Slow Ride to the Death Chamber
Notwithstanding the whooping cheers from the Redwood City crowd at the news of his death sentence, Scott Peterson is unlikely to die by lethal injection soon, if ever. Meanwhile, Monday’s feel-good moment will cost Californians millions more than the price of locking Peterson away for life with no possibility of parole.
A jury last month found Peterson, a Modesto fertilizer salesman, guilty of murdering his wife and unborn son. The separate death penalty vote came shortly after jurors asked to again see, up close, large photos of Laci Peterson’s mutilated and decomposed remains and those of the fetus. The bodies washed ashore along San Francisco Bay four months after she went missing on Christmas Eve 2002.
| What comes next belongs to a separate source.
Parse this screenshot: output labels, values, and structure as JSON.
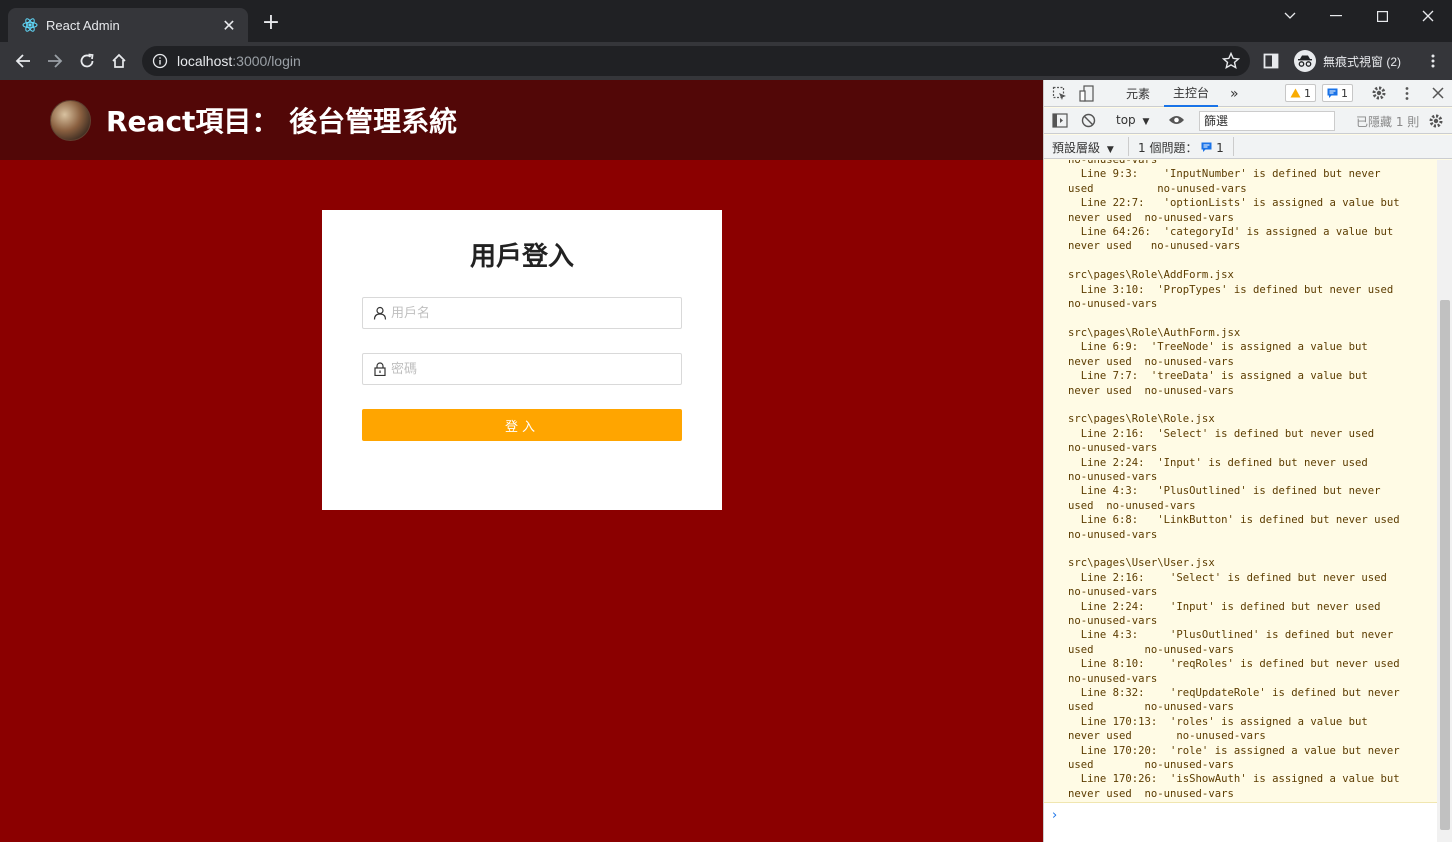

The trial drew crowds to the courthouse near San Francisco and a stream of legal experts to the microphone. Police had arrested Peterson after an extramarital affair was confirmed in trembling revelations by his lover. When nabbed on a La Jolla golf course, he had $15,000 in cash, a truck full of camping gear and bleached hair. The case turned into a cable TV and tabloid staple that demeaned the lives lost.
Peterson’s death sentence means this perverse reality show will probably play on for many and costly years longer.
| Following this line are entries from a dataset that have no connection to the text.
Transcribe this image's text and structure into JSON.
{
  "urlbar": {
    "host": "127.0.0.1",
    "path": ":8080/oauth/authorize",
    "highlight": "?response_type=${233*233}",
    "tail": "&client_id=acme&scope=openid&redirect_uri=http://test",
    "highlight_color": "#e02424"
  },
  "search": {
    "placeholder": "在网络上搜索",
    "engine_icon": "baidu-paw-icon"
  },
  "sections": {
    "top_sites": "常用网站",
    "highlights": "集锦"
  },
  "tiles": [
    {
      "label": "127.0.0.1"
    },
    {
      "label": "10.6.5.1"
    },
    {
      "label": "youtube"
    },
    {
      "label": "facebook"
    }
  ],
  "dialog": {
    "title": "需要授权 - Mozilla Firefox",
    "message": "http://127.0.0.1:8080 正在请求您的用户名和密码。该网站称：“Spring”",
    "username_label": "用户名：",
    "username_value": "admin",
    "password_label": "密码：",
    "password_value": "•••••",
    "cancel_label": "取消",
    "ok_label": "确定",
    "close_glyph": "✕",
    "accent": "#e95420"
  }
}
Start with his single cell at San Quentin and the two guards who, under the policy for death row prisoners, must escort him every time he leaves it. Add in fees for the lawyers who must be appointed to prepare for the California Supreme Court’s mandatory review of his sentence, an appeal designed to keep those innocent or unfairly convicted from being executed. Since 1978, when the death penalty again became an option, California has executed just 10 murderers. Another execution is scheduled for January.
Peterson joins 641 condemned men and women -- more than in any other state -- who are still on this glacial conveyor belt to the death chamber. It’s a ride that, according to one estimate, costs taxpayers $90 million annually more than incarcerating them for life would. Now why, exactly, did California reinstate capital punishment?